企業の経営状態が悪化し、銀行融資はおろか買掛金の支払いや従業員の賃金の支払いにも支障を生じた場合、一定の運転資金が確保でき大口顧客の支援が期待できて最小限の売上の確保に目処がつく場合には民事再生手続(以前は「和議」といっていました)を申し立てることになります。そうでない場合には、自己破産の手段を選択します。
倒産処理は、一種の外科手術に例えることができ、それを適切かつ迅速に行うためには経験がモノをいいます。名古屋北法律事務所ではベテラン弁護士を中心に様々な業種の倒産処理事件を手がけてきました。
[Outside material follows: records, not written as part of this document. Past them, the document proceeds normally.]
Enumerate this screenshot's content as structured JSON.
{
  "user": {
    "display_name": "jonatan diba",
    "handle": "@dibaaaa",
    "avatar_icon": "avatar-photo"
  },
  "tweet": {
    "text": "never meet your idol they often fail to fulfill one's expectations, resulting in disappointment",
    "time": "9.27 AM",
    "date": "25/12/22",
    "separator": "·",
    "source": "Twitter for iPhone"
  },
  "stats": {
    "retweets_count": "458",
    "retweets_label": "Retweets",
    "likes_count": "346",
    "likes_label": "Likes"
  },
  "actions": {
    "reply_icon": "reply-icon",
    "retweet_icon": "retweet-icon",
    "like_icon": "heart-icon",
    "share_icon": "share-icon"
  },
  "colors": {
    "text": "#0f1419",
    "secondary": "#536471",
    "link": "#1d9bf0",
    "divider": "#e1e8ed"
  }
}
名古屋北法律事務所の特徴は、経験を積んだ事務員が多く、弁護士を補助していることです。また、税理士や司法書士、社会保険労務士等だけでなく、不動産業者等の幅広い中小企業とのネットワークを持っていることも役立ちます。
事務所は、倒産に伴い解雇される従業員の雇用にも配慮を払ってきました。倒産を決意する社長が最後まで苦しむのは、従業員に申し訳ないという気持ちです。
甲社は、名古屋市西区にある金型加工の会社。自動車様々な部品の金型を製作して納めています。従業員は、パート、派遣等を含めて20名程。会社が出した手形が2週間後に不渡りになることが確実な段階で相談に来られました。
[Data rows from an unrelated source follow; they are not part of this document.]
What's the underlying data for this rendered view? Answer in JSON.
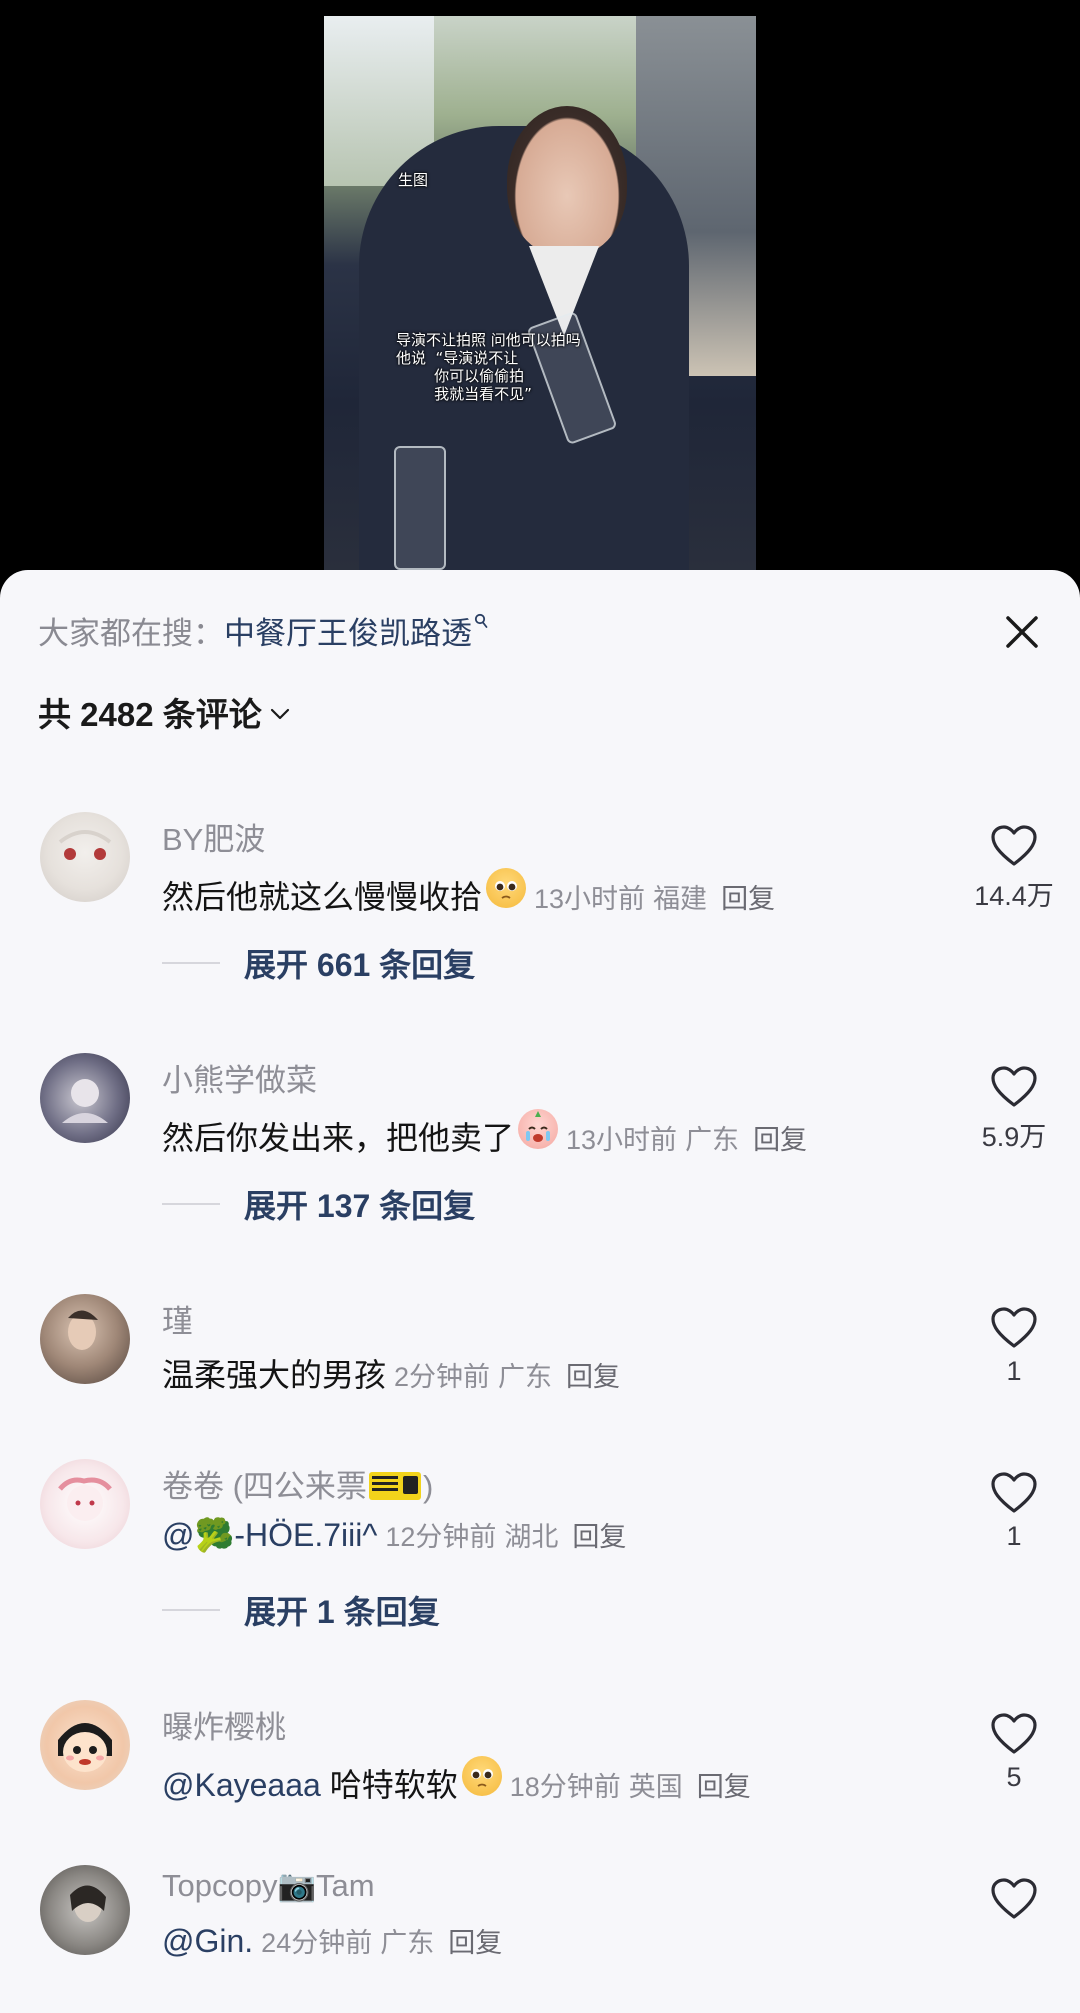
{
  "video": {
    "label_raw": "生图",
    "caption_lines": [
      "导演不让拍照 问他可以拍吗",
      "他说  “导演说不让",
      "        你可以偷偷拍",
      "        我就当看不见”"
    ]
  },
  "search_bar": {
    "prefix": "大家都在搜：",
    "keyword": "中餐厅王俊凯路透"
  },
  "comments_header": {
    "count_label": "共 2482 条评论"
  },
  "comments": [
    {
      "username": "BY肥波",
      "text": "然后他就这么慢慢收拾",
      "emoji": "pleading-face",
      "time": "13小时前",
      "location": "福建",
      "reply_label": "回复",
      "likes": "14.4万",
      "expand_label": "展开 661 条回复"
    },
    {
      "username": "小熊学做菜",
      "text": "然后你发出来，把他卖了",
      "emoji": "crying-face",
      "time": "13小时前",
      "location": "广东",
      "reply_label": "回复",
      "likes": "5.9万",
      "expand_label": "展开 137 条回复"
    },
    {
      "username": "瑾",
      "text": "温柔强大的男孩",
      "time": "2分钟前",
      "location": "广东",
      "reply_label": "回复",
      "likes": "1"
    },
    {
      "username": "卷卷 (四公来票",
      "username_suffix": ")",
      "text": "@🥦-HÖE.7iii^",
      "time": "12分钟前",
      "location": "湖北",
      "reply_label": "回复",
      "likes": "1",
      "expand_label": "展开 1 条回复"
    },
    {
      "username": "曝炸樱桃",
      "mention": "@Kayeaaa",
      "text": " 哈特软软",
      "emoji": "pleading-face",
      "time": "18分钟前",
      "location": "英国",
      "reply_label": "回复",
      "likes": "5"
    },
    {
      "username": "Topcopy📷Tam",
      "text": "@Gin.",
      "time": "24分钟前",
      "location": "广东",
      "reply_label": "回复",
      "likes": ""
    }
  ],
  "colors": {
    "sheet_bg": "#f7f7fa",
    "link_blue": "#2a3f63",
    "meta_gray": "#8e8e96"
  }
}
社長に同行し、弁護士バッジを外して工場を見に行きましたが、立派な工作機械が稼働し、老若男女の従業員が働いています。破産になれば、工作機械はスクラップになり、社員の雇用が失われる。それを回避するため、会社の取引先の乙社の社長と事業譲渡の交渉が始まりました。秘密保持の覚書を手交して甲社の計算書類、社員の賃金規定等を全て開示。乙社は、税理士を交えて検討した結果、有利子負債を減らして当面の運転資金を補填すれば、何とか採算が確保できるという見通しが立ちました。社員の雇用も全部引き継げるということに。工作機械、設備、車両等の査定、在庫部品の評価等について協議し、売却金額を決めました。工場は借家ですから大家さんの同意が必要となり交渉したところ、乙社は信用できるので新たに賃貸借契約を締結することを承諾。破産申立直近の時期に会社資産を不公正な価格で譲渡した場合には(会社資産を叩き売りした場合等)、破産管財人から売却を取り消されます(否認権)。そこで、事業譲渡契約では、後日、管財人に対する説明責任、譲渡価格の見直しのための協議を行うことを条件としました。これらの準備を整えた上で破産の申立を行いました。破産によって銀行や多数の債権者に御迷惑をおかけすることになりましたが、従業員の雇用は維持でき乙社で今も働いています。